2016.05.30

レギュラー奪取のタラゴナ鈴木大輔。昇格をかけてリーガ2部最終節へ

  • 小宮良之●文 text by Komiya Yoshiyuki 中島大介●写真 photo by Nakashima Daisuke

ヒムナスティック・タラゴナのCBとして出場を続ける鈴木大輔「自分の中で、"海外に行く"と決めちゃってたから。それしか考えなかった。行くもんだ、とだけ思っていました」

 鈴木大輔(26歳)は、純粋に自分が行くべき道を信じた。あえて退路を断ち、Jリーグのクラブからの誘いもすべて断った。理屈で考えたらできない行動である。なにしろ数千万円の年俸を捨て、"無職"になる可能性もあった。ほぼ同時に結婚も決めていた。

「確かにどうかしてますよね(笑)。でも俺は25歳(当時)で、これから何倍にも返ってくるものがある、と考えていて。自分の人生において、しんどいときというのが、あとあと一番成長に繋がっているんです。だから、成長するには厳しい環境に身をおくべきだと思って。その成功体験があるから、同じステップを踏んだ、というだけのことです」

 そう語る鈴木は、前途に楽しいことが待っていると思い込める男で、それ故に行動に暗さがない。
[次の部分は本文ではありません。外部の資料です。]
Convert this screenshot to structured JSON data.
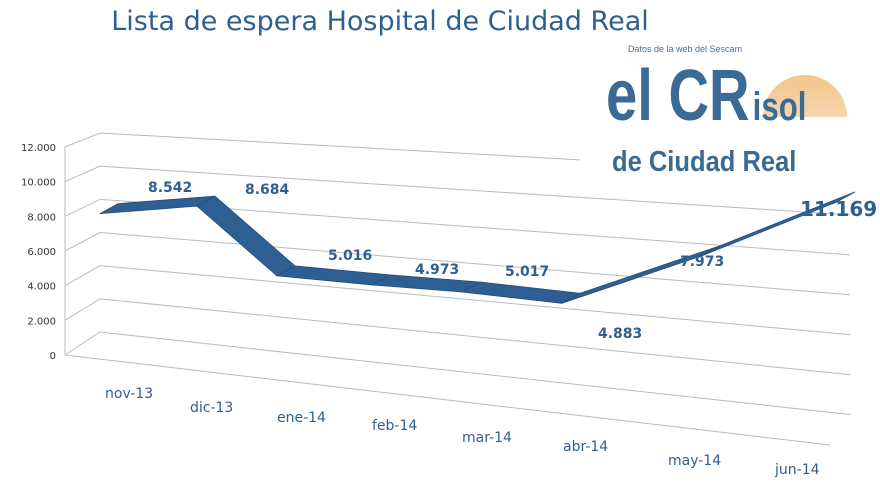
{
  "chart_data": {
    "type": "line",
    "title": "Lista de espera Hospital de Ciudad Real",
    "subtitle": "Datos de la web del Sescam",
    "categories": [
      "nov-13",
      "dic-13",
      "ene-14",
      "feb-14",
      "mar-14",
      "abr-14",
      "may-14",
      "jun-14"
    ],
    "values": [
      8542,
      8684,
      5016,
      4973,
      5017,
      4883,
      7973,
      11169
    ],
    "data_labels": [
      "8.542",
      "8.684",
      "5.016",
      "4.973",
      "5.017",
      "4.883",
      "7.973",
      "11.169"
    ],
    "y_ticks": [
      "0",
      "2.000",
      "4.000",
      "6.000",
      "8.000",
      "10.000",
      "12.000"
    ],
    "ylim": [
      0,
      12000
    ],
    "grid": true,
    "style": "3d-ribbon",
    "color": "#2e5f93"
  },
  "logo": {
    "line1_big": "el CR",
    "line1_small": "isol",
    "line2": "de Ciudad Real",
    "sun_color": "#f3c58a"
  }
}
 彼が所属することになったヒムナスティック・タラゴナ(通称ナスティック)は、リーガエスパニョーラ2部で3位につけている(5月30日現在)。1、2位が自動昇格、3~6位が昇格プレーオフを戦うが、最終節を残して2位との勝ち点差は1。来シーズン、世界最高峰のリーガ1部への参戦をかけ、戦いは佳境を迎える。これを乗り越えれば、年俸は数倍、なによりメッシやC・ロナウドらキラ星のごとき選手と相対することができる。